Avidin coated polystyrene micro-beads were purchased from Spherotech (Lake Forest, IL). All antibodies and the albumin standard were purchased from Abcam (Cambridge, MA). The beads were washed thrice in 0.05% Tween (Thermo Fisher) before use. Beads were counted and conjugated with sufficient quantity of biotinylated-albumin-antibody to saturate the binding capacity, which was followed by an overnight incubation in Blockaid (Thermo Fisher) at 4C to reduce any non-specific adsorption.

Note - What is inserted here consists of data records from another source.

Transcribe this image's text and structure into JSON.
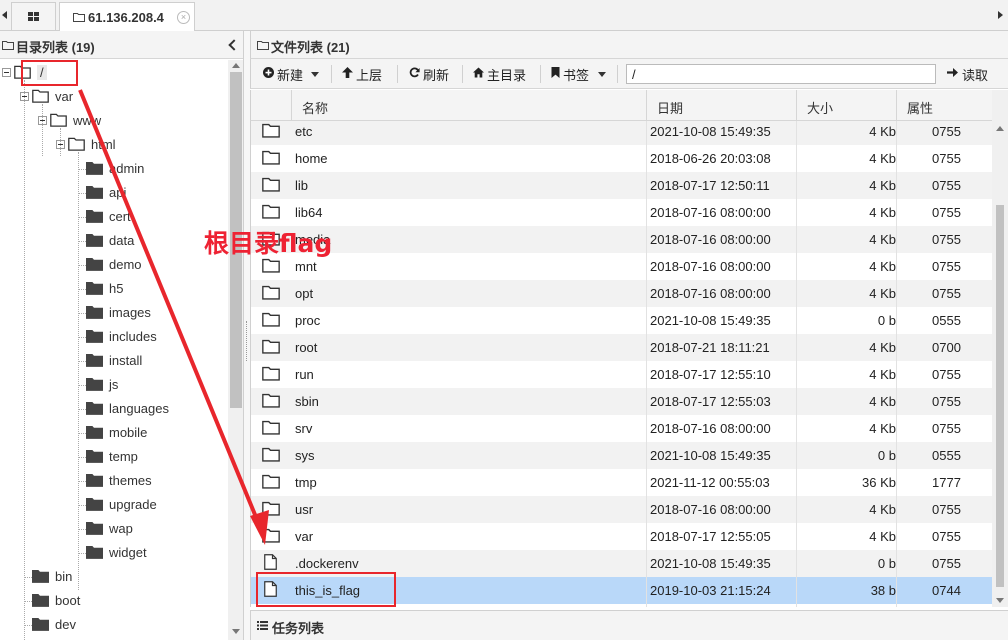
{
  "tabs": {
    "home_icon": "grid-icon",
    "active_label": "61.136.208.4",
    "close_glyph": "⊗"
  },
  "left_panel": {
    "title": "目录列表 (19)",
    "tree": [
      {
        "label": "/",
        "level": 0,
        "type": "folder",
        "expanded": true
      },
      {
        "label": "var",
        "level": 1,
        "type": "folder",
        "expanded": true
      },
      {
        "label": "www",
        "level": 2,
        "type": "folder",
        "expanded": true
      },
      {
        "label": "html",
        "level": 3,
        "type": "folder",
        "expanded": true
      },
      {
        "label": "admin",
        "level": 4,
        "type": "folder-filled"
      },
      {
        "label": "api",
        "level": 4,
        "type": "folder-filled"
      },
      {
        "label": "cert",
        "level": 4,
        "type": "folder-filled"
      },
      {
        "label": "data",
        "level": 4,
        "type": "folder-filled"
      },
      {
        "label": "demo",
        "level": 4,
        "type": "folder-filled"
      },
      {
        "label": "h5",
        "level": 4,
        "type": "folder-filled"
      },
      {
        "label": "images",
        "level": 4,
        "type": "folder-filled"
      },
      {
        "label": "includes",
        "level": 4,
        "type": "folder-filled"
      },
      {
        "label": "install",
        "level": 4,
        "type": "folder-filled"
      },
      {
        "label": "js",
        "level": 4,
        "type": "folder-filled"
      },
      {
        "label": "languages",
        "level": 4,
        "type": "folder-filled"
      },
      {
        "label": "mobile",
        "level": 4,
        "type": "folder-filled"
      },
      {
        "label": "temp",
        "level": 4,
        "type": "folder-filled"
      },
      {
        "label": "themes",
        "level": 4,
        "type": "folder-filled"
      },
      {
        "label": "upgrade",
        "level": 4,
        "type": "folder-filled"
      },
      {
        "label": "wap",
        "level": 4,
        "type": "folder-filled"
      },
      {
        "label": "widget",
        "level": 4,
        "type": "folder-filled"
      },
      {
        "label": "bin",
        "level": 1,
        "type": "folder-filled"
      },
      {
        "label": "boot",
        "level": 1,
        "type": "folder-filled"
      },
      {
        "label": "dev",
        "level": 1,
        "type": "folder-filled"
      }
    ]
  },
  "right_panel": {
    "title": "文件列表 (21)",
    "toolbar": {
      "new_label": "新建",
      "up_label": "上层",
      "refresh_label": "刷新",
      "home_label": "主目录",
      "bookmark_label": "书签",
      "path_value": "/",
      "read_label": "读取"
    },
    "columns": {
      "name": "名称",
      "date": "日期",
      "size": "大小",
      "perm": "属性"
    },
    "files": [
      {
        "name": "etc",
        "date": "2021-10-08 15:49:35",
        "size": "4 Kb",
        "perm": "0755",
        "type": "folder"
      },
      {
        "name": "home",
        "date": "2018-06-26 20:03:08",
        "size": "4 Kb",
        "perm": "0755",
        "type": "folder"
      },
      {
        "name": "lib",
        "date": "2018-07-17 12:50:11",
        "size": "4 Kb",
        "perm": "0755",
        "type": "folder"
      },
      {
        "name": "lib64",
        "date": "2018-07-16 08:00:00",
        "size": "4 Kb",
        "perm": "0755",
        "type": "folder"
      },
      {
        "name": "media",
        "date": "2018-07-16 08:00:00",
        "size": "4 Kb",
        "perm": "0755",
        "type": "folder"
      },
      {
        "name": "mnt",
        "date": "2018-07-16 08:00:00",
        "size": "4 Kb",
        "perm": "0755",
        "type": "folder"
      },
      {
        "name": "opt",
        "date": "2018-07-16 08:00:00",
        "size": "4 Kb",
        "perm": "0755",
        "type": "folder"
      },
      {
        "name": "proc",
        "date": "2021-10-08 15:49:35",
        "size": "0 b",
        "perm": "0555",
        "type": "folder"
      },
      {
        "name": "root",
        "date": "2018-07-21 18:11:21",
        "size": "4 Kb",
        "perm": "0700",
        "type": "folder"
      },
      {
        "name": "run",
        "date": "2018-07-17 12:55:10",
        "size": "4 Kb",
        "perm": "0755",
        "type": "folder"
      },
      {
        "name": "sbin",
        "date": "2018-07-17 12:55:03",
        "size": "4 Kb",
        "perm": "0755",
        "type": "folder"
      },
      {
        "name": "srv",
        "date": "2018-07-16 08:00:00",
        "size": "4 Kb",
        "perm": "0755",
        "type": "folder"
      },
      {
        "name": "sys",
        "date": "2021-10-08 15:49:35",
        "size": "0 b",
        "perm": "0555",
        "type": "folder"
      },
      {
        "name": "tmp",
        "date": "2021-11-12 00:55:03",
        "size": "36 Kb",
        "perm": "1777",
        "type": "folder"
      },
      {
        "name": "usr",
        "date": "2018-07-16 08:00:00",
        "size": "4 Kb",
        "perm": "0755",
        "type": "folder"
      },
      {
        "name": "var",
        "date": "2018-07-17 12:55:05",
        "size": "4 Kb",
        "perm": "0755",
        "type": "folder"
      },
      {
        "name": ".dockerenv",
        "date": "2021-10-08 15:49:35",
        "size": "0 b",
        "perm": "0755",
        "type": "file"
      },
      {
        "name": "this_is_flag",
        "date": "2019-10-03 21:15:24",
        "size": "38 b",
        "perm": "0744",
        "type": "file",
        "selected": true
      }
    ],
    "task_title": "任务列表"
  },
  "annotation": {
    "text": "根目录flag",
    "color": "#ee2233"
  },
  "colors": {
    "selection": "#b9d8f9",
    "alt_row": "#f2f2f2",
    "header_bg": "#f4f4f4"
  }
}
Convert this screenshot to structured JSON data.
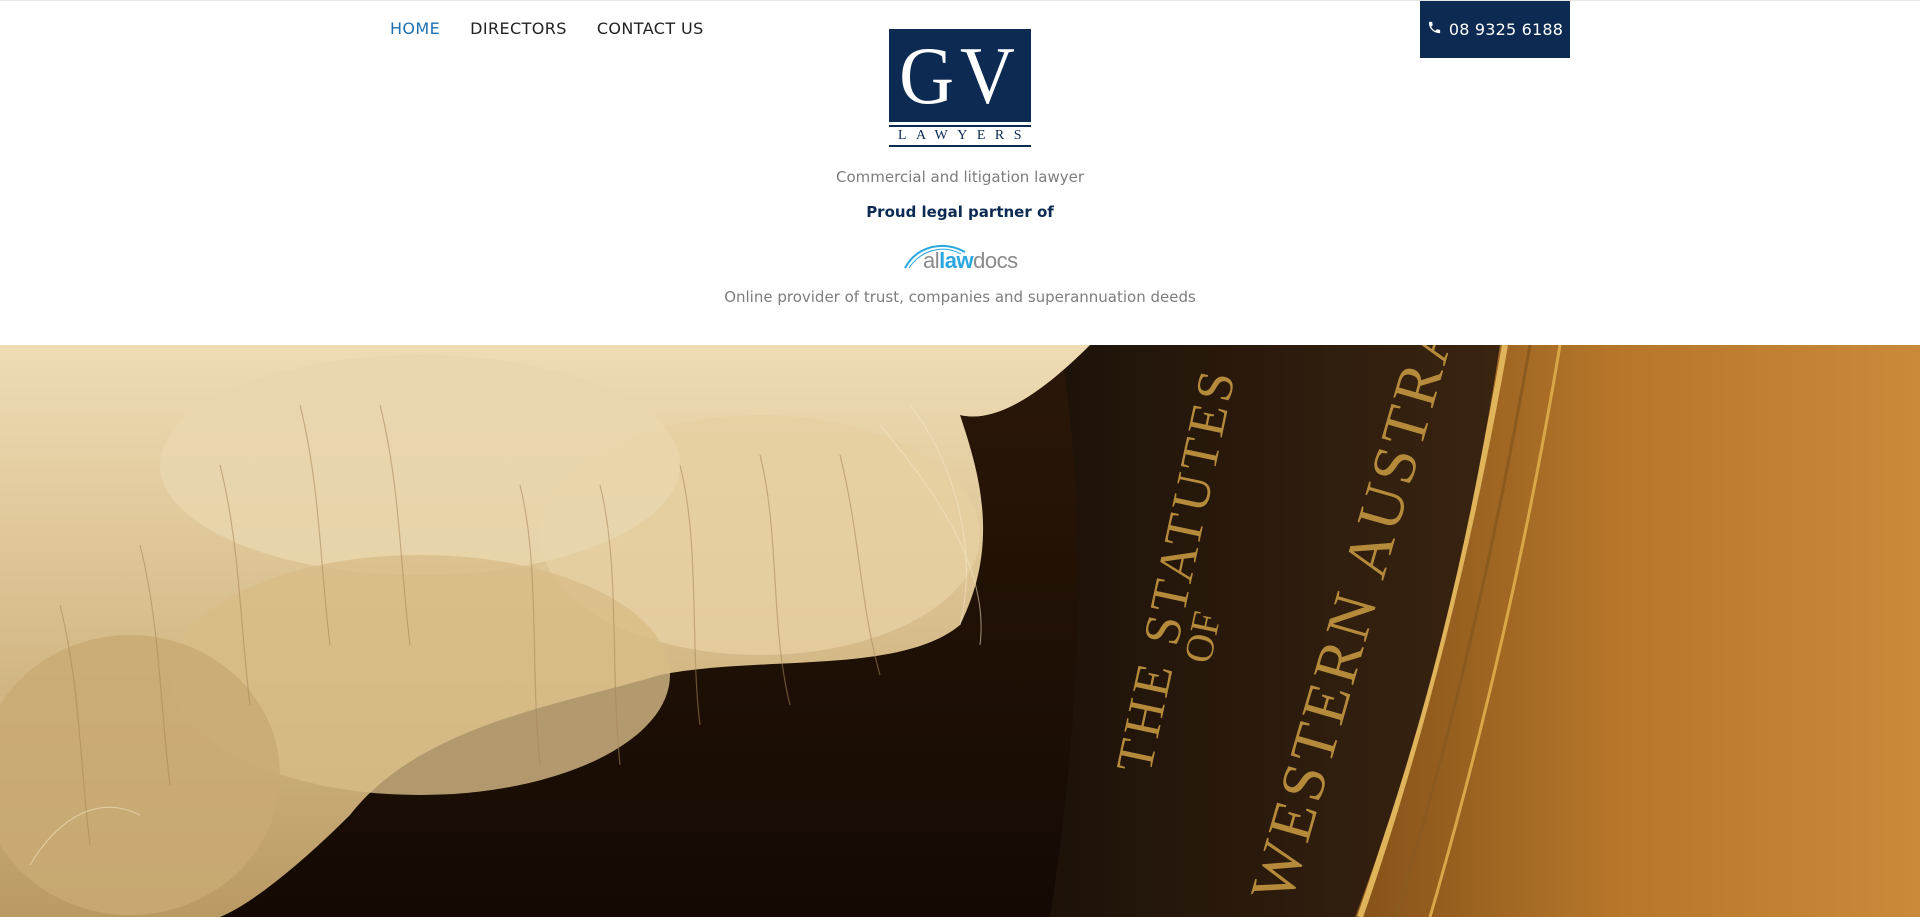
{
  "nav": {
    "items": [
      {
        "label": "HOME",
        "active": true
      },
      {
        "label": "DIRECTORS",
        "active": false
      },
      {
        "label": "CONTACT US",
        "active": false
      }
    ]
  },
  "phone": {
    "number": "08 9325 6188",
    "icon": "phone-icon"
  },
  "logo": {
    "initials": "GV",
    "word": "LAWYERS"
  },
  "tagline": "Commercial and litigation lawyer",
  "partner_text": "Proud legal partner of",
  "partner_logo": {
    "part1": "al",
    "part2": "law",
    "part3": "docs"
  },
  "partner_description": "Online provider of trust, companies and superannuation deeds",
  "hero": {
    "book_line1": "THE STATUTES",
    "book_line2": "OF",
    "book_line3": "WESTERN AUSTRALIA"
  },
  "colors": {
    "navy": "#0c2a52",
    "accent": "#1f6fb2",
    "alllaw_blue": "#2aa7df"
  }
}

Cell culture in microfluidic devices
Standard soft lithography protocols were used to fabricate the microfluidic devices. PDMS (polydimethylsiloxane) was purchased from Dow Chemical (Midland, MI). Rat hepatocytes were cultured in William’s E medium with 1% Penn-Strep. The devices were sterilized under UV light for 15 minutes after which the channels were coated with 50 µg/ml of bovine fibronectin (Sigma) and incubated for 1 hour at 37C. The cells were then seeded into the device and allowed to attach for 24 hours before changing media. Media was replaced every 24 hours and the cells were used in the experiment within 72 hours of plating into the device. Separate devices were used to stain the cells with a nuclear dye (Hoechst, Thermo Fisher) and count them using ImageJ (Bethesda, MD). For the IL-6 (R&D Systems) experiments, the cells were exposed to 2.5 ng/ml of IL-6 for 1 hour. Tygon tubing was connected to the devices. The media was perfused by using syringe pumps (Harvard Apparatus). All solutions including the beads were prepared fresh for each experiment.
Image analysis
The flowing beads were imaged using a Nikon Ti microscope equipped with a Hamamatsu CMOS camera. Images were captured at up to 100 Hz, which was several times faster than the frequency of beads ensuring that each bead was captured. The fluorescent intensity of the captured beads was measured using ImageJ (Bethesda, MD).
Supplementary Material
Acknowledgements
This work was supported by NIH grant (DK095984). We thank Dr. Sonali Karnik and Alice Chen for helping facilitate some of the experiments. The authors have no professional or financial conflicts, or interest to disclose.